Paragraph 4: Life of a Ticket
Ticket Content
I have learned the hard way, that my view of what needs to be done to achieve some deliverable is utterly useless, when it comes to transfering this view into tickets. I'm at a complete loss, how to organize them. I will not organize tickets outside of my narrow scope. I have learned that ticket of the sort "make it work" are useless. They are too large. They never get closed. I accept, that I need to help with the creation of tickets to organize some project or product, but I'm unable to see, how to do this in such a way, that it is helpful for others and not driving me mad.
So I will try this:
- I will reject tickets without detailed description of the deliverable, and without a clear way to determine whether it is completed or not.
- I will reassign tickets which are waiting for input from someone else to this person immediately. Not in my backlog, problem solved. If it doesn't come back, not my problem.
- I will reject tickets, which are too big. If I have a nice day, I'll add a suggestion, which portion should show up in a ticket.
Workflow
No, I'm not done yet. I have one more galling insult in this whole mess to report. A ticket is created in state "Draft". Fair enough. It is only visible in my backlog. It is then promoted to "Ready for Implementation", at which point it shows up in the left column of my kanban board. Fine. "In Implementation" moves it to the middle column. However, that should set all other tickets in this column to "blocked", I think. When I'm done I promote the ticket to "Ready for Verifcation".
Sounds good? It isn't. Noone is ever doing verifcation of my stuff. Since the beginning of this year, I have a new colleage, who is able to review my stuff. And that is good. He's smart and asks clever questions. But verification? That would need some well documented requirements, wouldn't it? Where are they? Ok, as a workaround I collect my own, however, those are on implementation level and not as seen from a production/customer/service point of view. So I can skip this step and just select "Done" without any loss of generality. And I know, this is wrong. A developer should be unable to release his deliverable directly into production. But well. Maybe in another universe.
tl;dr Conclusion
- Jira Tickets are tickets, and not Real Live(tm)

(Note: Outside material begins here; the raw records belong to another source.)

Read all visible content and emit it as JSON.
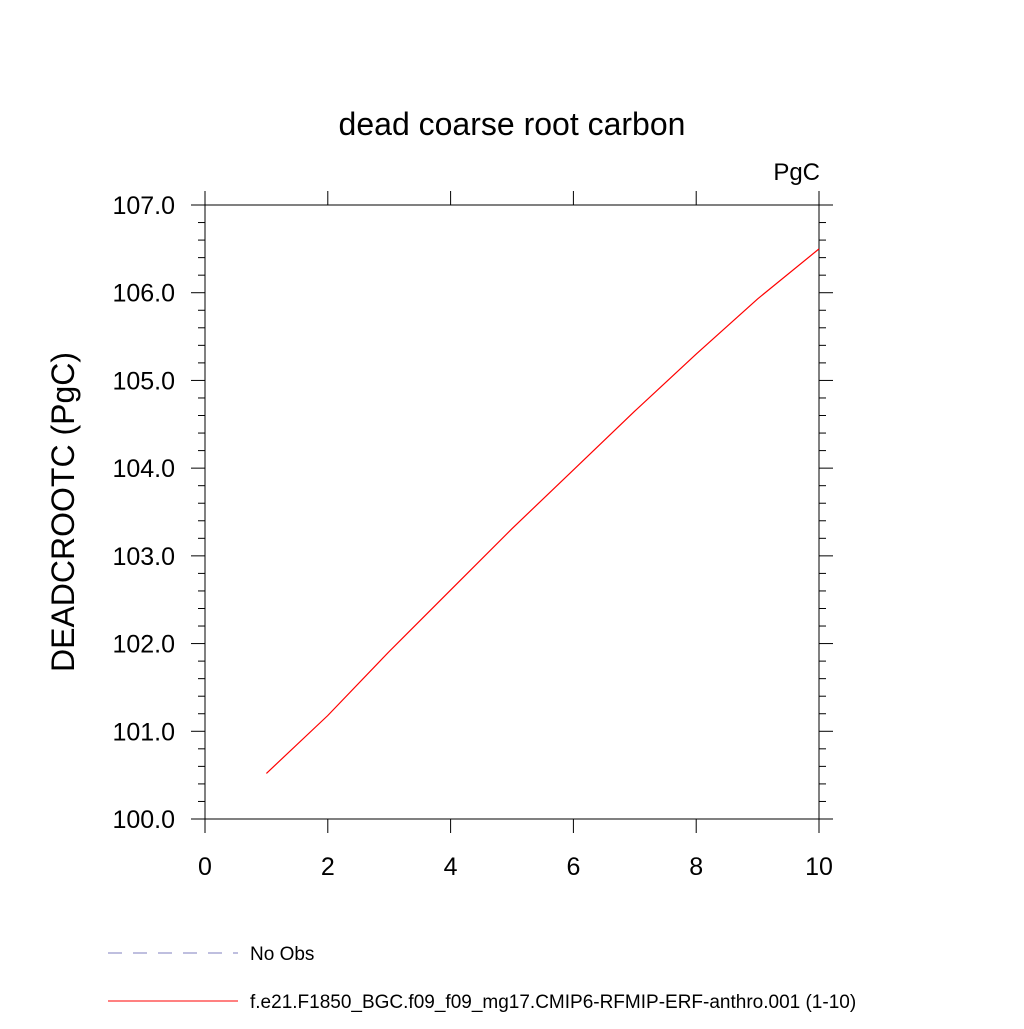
{
  "chart_data": {
    "type": "line",
    "title": "dead coarse root carbon",
    "units_label": "PgC",
    "xlabel": "",
    "ylabel": "DEADCROOTC  (PgC)",
    "xlim": [
      0,
      10
    ],
    "ylim": [
      100.0,
      107.0
    ],
    "x_ticks": [
      0,
      2,
      4,
      6,
      8,
      10
    ],
    "x_tick_labels": [
      "0",
      "2",
      "4",
      "6",
      "8",
      "10"
    ],
    "y_ticks": [
      100.0,
      101.0,
      102.0,
      103.0,
      104.0,
      105.0,
      106.0,
      107.0
    ],
    "y_tick_labels": [
      "100.0",
      "101.0",
      "102.0",
      "103.0",
      "104.0",
      "105.0",
      "106.0",
      "107.0"
    ],
    "grid": false,
    "legend_position": "bottom-left",
    "series": [
      {
        "name": "f.e21.F1850_BGC.f09_f09_mg17.CMIP6-RFMIP-ERF-anthro.001 (1-10)",
        "color": "#ff0000",
        "dash": "solid",
        "x": [
          1,
          2,
          3,
          4,
          5,
          6,
          7,
          8,
          9,
          10
        ],
        "y": [
          100.52,
          101.18,
          101.91,
          102.61,
          103.31,
          103.98,
          104.65,
          105.3,
          105.93,
          106.5
        ]
      }
    ],
    "legend": [
      {
        "label": "No Obs",
        "color": "#7f7fbf",
        "dash": "dashed"
      },
      {
        "label": "f.e21.F1850_BGC.f09_f09_mg17.CMIP6-RFMIP-ERF-anthro.001 (1-10)",
        "color": "#ff0000",
        "dash": "solid"
      }
    ]
  }
}
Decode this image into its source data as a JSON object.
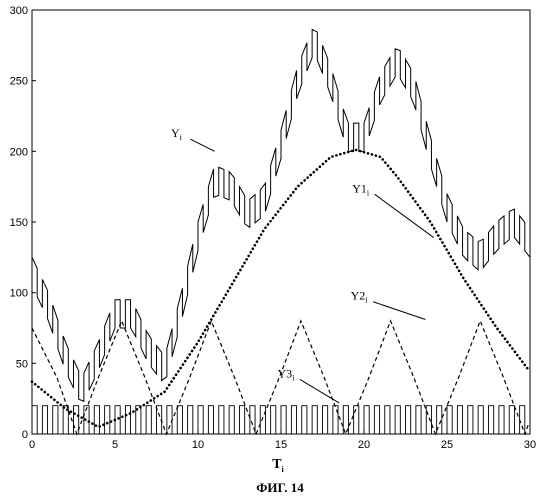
{
  "chart_data": {
    "type": "line",
    "title": "",
    "caption": "ФИГ. 14",
    "xlabel": {
      "main": "T",
      "sub": "i"
    },
    "ylabel": "",
    "xlim": [
      0,
      30
    ],
    "ylim": [
      0,
      300
    ],
    "x_ticks": [
      0,
      5,
      10,
      15,
      20,
      25,
      30
    ],
    "y_ticks": [
      0,
      50,
      100,
      150,
      200,
      250,
      300
    ],
    "grid": false,
    "legend": "none",
    "series": [
      {
        "name": "Y",
        "sub": "i",
        "style": "solid-stepped",
        "x": [
          0,
          1,
          2,
          3,
          4,
          5,
          6,
          7,
          8,
          9,
          10,
          11,
          12,
          13,
          14,
          15,
          16,
          17,
          18,
          19,
          20,
          21,
          22,
          23,
          24,
          25,
          26,
          27,
          28,
          29,
          30
        ],
        "values": [
          115,
          90,
          55,
          30,
          55,
          85,
          85,
          60,
          45,
          90,
          140,
          180,
          175,
          155,
          165,
          205,
          250,
          280,
          250,
          210,
          210,
          245,
          265,
          245,
          200,
          160,
          135,
          125,
          140,
          150,
          135
        ]
      },
      {
        "name": "Y1",
        "sub": "i",
        "style": "dotted",
        "x": [
          0,
          2,
          4,
          6,
          8,
          10,
          12,
          14,
          16,
          18,
          19.5,
          21,
          22,
          24,
          26,
          28,
          30
        ],
        "values": [
          37,
          18,
          5,
          15,
          30,
          65,
          105,
          145,
          175,
          196,
          201,
          196,
          182,
          150,
          110,
          75,
          44
        ]
      },
      {
        "name": "Y2",
        "sub": "i",
        "style": "dashed",
        "x": [
          0,
          1.5,
          2.7,
          4,
          5.4,
          6.8,
          8.1,
          9.5,
          10.8,
          12.2,
          13.5,
          14.9,
          16.2,
          17.6,
          18.9,
          20.3,
          21.6,
          23,
          24.3,
          25.7,
          27,
          28.4,
          29.7,
          30
        ],
        "values": [
          75,
          40,
          0,
          40,
          80,
          40,
          0,
          40,
          80,
          40,
          0,
          40,
          80,
          40,
          0,
          40,
          80,
          40,
          0,
          40,
          80,
          40,
          0,
          10
        ]
      },
      {
        "name": "Y3",
        "sub": "i",
        "style": "square-pulse",
        "amplitude": 20,
        "period": 0.625
      }
    ]
  }
}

- I personally to not need Jira Tickets
- The GUI side of affairs is so different from my pattern recognition and habits that it imposes a significant impedance mismatch to my interaction. I could think of less polite descriptions easily.
- I don't know, how to create good tickets. And I don't see this as being my job anyway.
- Working for several projects simultaneously doesn't make it any more simple or easy.
- I'm not going to do other peoples' work.
- I'm not the project manager, and I never will be. I'm not going to run after other peoples' work or lack thereof.
- I'm unwilling to accept the lack of verification taking place.
I would actually be interested to hear, whether I'm alone with this (suspect no), and whatever comments you can make. Thanks.
~ew
---
- [a] From Zero to Bitch in Point Three Seconds!
- [b] Aside: I have seen a developer being forced to throw his large collection of old hardware into the bin. Top manager watching. Only to be forced in the following months to refill his stock from elsewhere, because he bloody needed the old crap to make sure, that new software would still run there. Unbelievable.